Robert Downey Jr. portrays this contemporary Cosmo Topper, a thirtyish fellow whose trouble with personal relationships can be traced back to early childhood when his spectral companions -- Charles Grodin, Alfre Woodard, Kyra Sedgwick and Tom Sizemore -- suddenly abandoned him. Indeed, much of the film leads up to this emotional moment -- wrenchingly acted by cherubic child actor Eric Lloyd as Thomas, the future yuppie.
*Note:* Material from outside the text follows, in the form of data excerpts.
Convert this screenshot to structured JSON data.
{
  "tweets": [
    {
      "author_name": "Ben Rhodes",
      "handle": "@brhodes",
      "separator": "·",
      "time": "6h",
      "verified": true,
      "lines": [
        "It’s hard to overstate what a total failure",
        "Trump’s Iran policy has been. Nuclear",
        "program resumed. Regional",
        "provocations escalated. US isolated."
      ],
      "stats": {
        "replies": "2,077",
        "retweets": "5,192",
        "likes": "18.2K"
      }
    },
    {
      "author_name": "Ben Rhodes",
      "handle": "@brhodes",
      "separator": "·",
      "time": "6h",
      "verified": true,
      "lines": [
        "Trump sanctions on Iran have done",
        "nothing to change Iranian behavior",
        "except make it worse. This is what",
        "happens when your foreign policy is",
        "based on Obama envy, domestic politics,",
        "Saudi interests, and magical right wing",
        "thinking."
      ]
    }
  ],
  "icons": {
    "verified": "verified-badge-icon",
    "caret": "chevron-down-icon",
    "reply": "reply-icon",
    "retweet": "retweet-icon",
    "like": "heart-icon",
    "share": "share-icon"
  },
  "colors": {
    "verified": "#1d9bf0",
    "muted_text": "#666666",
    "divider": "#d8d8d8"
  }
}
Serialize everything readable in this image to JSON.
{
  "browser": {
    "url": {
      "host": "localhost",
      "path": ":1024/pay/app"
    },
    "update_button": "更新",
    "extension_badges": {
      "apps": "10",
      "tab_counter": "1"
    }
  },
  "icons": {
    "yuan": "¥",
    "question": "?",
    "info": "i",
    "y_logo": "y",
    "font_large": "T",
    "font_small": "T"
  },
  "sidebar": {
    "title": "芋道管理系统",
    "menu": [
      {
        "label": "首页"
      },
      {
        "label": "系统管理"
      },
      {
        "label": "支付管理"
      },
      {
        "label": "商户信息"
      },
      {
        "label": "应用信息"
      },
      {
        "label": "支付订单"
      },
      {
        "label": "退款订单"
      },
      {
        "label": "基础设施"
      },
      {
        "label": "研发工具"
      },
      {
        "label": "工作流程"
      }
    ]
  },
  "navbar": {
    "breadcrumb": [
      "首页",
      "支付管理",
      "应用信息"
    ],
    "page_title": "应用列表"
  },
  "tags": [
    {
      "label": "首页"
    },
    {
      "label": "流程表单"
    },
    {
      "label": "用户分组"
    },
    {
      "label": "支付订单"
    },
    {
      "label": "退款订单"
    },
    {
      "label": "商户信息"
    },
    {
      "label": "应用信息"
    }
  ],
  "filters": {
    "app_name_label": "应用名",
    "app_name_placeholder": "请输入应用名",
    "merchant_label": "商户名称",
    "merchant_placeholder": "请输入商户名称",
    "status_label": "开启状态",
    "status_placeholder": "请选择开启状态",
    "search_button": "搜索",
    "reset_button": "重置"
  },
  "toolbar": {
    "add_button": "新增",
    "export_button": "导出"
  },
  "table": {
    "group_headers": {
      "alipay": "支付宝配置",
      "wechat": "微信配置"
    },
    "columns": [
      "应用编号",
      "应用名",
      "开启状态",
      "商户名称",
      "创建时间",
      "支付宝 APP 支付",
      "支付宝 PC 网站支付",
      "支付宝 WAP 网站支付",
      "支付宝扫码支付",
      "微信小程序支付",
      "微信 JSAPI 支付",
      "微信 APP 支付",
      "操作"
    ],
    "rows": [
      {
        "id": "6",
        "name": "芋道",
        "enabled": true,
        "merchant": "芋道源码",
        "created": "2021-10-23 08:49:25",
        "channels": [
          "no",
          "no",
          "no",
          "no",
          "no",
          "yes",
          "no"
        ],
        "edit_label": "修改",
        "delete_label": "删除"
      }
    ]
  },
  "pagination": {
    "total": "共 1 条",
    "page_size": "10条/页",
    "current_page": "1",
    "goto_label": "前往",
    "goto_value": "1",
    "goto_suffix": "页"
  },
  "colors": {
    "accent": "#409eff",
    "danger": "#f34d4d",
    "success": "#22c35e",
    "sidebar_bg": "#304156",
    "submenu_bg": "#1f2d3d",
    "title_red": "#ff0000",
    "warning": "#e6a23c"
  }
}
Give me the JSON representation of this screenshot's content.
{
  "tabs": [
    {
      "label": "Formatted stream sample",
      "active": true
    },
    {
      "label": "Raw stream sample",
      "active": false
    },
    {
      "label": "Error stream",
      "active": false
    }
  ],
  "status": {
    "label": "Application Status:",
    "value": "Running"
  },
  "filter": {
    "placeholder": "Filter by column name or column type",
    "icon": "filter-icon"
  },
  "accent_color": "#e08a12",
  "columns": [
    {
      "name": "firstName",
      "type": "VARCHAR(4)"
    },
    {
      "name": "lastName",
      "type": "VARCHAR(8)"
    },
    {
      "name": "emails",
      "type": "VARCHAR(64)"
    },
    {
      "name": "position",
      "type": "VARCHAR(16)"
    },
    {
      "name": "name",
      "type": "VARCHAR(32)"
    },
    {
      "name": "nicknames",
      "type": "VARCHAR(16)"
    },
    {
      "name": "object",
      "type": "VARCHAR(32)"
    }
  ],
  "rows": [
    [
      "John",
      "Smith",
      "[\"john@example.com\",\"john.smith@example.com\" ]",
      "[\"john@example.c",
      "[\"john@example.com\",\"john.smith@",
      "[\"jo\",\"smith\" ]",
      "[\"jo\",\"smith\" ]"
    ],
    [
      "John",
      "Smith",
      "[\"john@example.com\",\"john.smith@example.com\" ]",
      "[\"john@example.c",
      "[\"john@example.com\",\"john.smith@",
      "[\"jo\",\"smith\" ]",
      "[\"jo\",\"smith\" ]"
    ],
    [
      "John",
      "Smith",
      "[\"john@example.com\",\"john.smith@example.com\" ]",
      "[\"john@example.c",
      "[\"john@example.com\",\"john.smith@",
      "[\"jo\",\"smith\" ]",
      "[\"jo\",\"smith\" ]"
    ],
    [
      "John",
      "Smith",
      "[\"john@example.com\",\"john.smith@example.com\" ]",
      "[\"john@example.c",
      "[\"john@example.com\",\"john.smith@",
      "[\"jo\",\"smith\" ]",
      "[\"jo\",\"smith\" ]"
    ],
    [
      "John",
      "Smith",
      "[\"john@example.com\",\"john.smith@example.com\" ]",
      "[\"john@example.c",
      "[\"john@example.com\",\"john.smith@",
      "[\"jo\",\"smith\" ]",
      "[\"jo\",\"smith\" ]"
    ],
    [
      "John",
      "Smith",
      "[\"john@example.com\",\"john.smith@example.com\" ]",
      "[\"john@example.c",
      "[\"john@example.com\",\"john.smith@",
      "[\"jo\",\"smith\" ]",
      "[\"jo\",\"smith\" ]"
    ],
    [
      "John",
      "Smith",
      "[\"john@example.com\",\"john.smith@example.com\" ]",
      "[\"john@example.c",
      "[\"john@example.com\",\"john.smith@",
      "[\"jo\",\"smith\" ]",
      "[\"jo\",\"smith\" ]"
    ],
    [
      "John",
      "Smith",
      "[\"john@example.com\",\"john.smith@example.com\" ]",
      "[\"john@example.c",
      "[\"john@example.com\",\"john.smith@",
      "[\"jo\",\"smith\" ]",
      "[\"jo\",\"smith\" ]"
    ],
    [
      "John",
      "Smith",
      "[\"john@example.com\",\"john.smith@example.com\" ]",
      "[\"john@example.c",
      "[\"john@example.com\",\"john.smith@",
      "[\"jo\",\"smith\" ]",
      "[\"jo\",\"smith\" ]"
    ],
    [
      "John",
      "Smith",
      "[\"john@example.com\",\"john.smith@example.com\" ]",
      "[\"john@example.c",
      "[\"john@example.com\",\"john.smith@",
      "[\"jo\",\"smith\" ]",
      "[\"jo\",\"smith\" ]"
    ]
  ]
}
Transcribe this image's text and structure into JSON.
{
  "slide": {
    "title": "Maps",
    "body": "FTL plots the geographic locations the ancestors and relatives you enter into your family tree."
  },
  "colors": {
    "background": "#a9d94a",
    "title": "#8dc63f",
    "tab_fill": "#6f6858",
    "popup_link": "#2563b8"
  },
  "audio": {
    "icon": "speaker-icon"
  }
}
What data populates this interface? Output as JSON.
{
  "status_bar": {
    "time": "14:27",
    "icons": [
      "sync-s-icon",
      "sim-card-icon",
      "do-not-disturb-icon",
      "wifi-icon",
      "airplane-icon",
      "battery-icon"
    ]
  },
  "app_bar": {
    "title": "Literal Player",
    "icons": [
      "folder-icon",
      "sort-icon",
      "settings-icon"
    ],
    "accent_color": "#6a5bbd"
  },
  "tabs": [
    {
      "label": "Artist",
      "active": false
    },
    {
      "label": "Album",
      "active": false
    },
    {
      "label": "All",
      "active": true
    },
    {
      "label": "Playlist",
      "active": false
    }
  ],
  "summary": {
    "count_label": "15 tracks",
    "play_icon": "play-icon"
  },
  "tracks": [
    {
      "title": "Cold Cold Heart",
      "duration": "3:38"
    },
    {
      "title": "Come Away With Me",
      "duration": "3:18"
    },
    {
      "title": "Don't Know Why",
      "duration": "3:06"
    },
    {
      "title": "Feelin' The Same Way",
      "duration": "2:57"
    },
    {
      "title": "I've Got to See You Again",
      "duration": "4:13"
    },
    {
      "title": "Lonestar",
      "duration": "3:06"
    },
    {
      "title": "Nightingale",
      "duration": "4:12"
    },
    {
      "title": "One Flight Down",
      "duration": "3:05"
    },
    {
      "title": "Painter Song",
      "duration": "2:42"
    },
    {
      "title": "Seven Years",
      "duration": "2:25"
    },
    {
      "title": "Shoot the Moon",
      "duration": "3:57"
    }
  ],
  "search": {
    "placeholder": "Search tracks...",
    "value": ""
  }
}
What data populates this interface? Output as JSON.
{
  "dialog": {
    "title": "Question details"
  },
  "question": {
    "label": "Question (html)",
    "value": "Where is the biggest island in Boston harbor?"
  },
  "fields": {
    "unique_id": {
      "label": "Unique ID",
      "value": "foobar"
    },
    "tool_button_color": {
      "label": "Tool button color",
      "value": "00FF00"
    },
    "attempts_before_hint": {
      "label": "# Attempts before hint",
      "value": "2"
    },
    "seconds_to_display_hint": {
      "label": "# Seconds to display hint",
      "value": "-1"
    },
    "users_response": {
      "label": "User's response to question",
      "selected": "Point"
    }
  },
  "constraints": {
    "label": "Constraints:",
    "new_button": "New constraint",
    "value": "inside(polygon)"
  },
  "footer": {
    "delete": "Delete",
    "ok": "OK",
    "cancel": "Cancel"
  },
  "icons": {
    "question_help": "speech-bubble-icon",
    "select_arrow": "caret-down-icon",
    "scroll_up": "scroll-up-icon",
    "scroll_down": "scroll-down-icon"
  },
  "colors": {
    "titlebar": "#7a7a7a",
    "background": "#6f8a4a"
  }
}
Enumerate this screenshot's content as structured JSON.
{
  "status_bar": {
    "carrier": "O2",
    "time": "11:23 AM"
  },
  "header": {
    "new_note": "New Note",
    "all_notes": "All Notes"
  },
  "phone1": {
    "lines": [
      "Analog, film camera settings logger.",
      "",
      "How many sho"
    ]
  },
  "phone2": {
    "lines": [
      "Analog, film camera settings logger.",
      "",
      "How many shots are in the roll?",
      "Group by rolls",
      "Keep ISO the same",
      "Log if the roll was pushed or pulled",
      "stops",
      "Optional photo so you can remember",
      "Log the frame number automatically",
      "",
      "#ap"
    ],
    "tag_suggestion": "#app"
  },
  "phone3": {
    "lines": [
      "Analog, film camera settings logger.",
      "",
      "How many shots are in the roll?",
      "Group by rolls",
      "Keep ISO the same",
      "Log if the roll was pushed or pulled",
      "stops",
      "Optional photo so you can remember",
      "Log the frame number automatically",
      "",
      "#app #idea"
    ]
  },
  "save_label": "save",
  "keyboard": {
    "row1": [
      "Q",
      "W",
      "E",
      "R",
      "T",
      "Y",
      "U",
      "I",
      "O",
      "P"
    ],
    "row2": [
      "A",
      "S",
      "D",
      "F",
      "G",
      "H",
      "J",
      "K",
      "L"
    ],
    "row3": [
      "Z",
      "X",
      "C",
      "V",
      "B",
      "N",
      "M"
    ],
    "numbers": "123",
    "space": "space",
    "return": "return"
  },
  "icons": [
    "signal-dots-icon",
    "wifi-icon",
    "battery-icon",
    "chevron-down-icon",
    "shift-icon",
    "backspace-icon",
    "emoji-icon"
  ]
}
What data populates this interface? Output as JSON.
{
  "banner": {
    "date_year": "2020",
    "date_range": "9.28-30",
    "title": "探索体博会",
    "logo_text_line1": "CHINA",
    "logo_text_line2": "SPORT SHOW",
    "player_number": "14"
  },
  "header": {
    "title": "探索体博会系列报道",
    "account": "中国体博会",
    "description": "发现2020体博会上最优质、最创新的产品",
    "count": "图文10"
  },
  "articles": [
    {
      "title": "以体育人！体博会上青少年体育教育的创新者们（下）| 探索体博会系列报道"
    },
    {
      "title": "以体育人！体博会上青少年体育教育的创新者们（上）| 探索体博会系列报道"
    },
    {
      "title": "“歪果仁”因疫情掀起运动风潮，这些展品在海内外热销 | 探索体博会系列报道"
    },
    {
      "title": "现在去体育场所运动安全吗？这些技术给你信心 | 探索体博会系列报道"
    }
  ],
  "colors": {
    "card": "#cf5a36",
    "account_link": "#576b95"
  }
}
Literally and figuratively attached to Thomas, the ghosts never really go away. They just became invisible to the boy when the school psychiatrist discovers him talking to "his secret friends." They've watched him screw up relationships -- and heaven only knows what else -- wondering all the while why they had been stuck to him since that fatal foggy night in San Francisco. That was 1959 already.

Dense for ectoplasmic types, they haven't figured out that each has some unfinished business to transact before boarding that astral plane to a better place. Actually, it isn't a plane. It's another bus, piloted by the very driver (David Paymer) who got them into this mess. "Let's go, dead people," says this cheery Charon, three decades behind schedule when he finally materializes.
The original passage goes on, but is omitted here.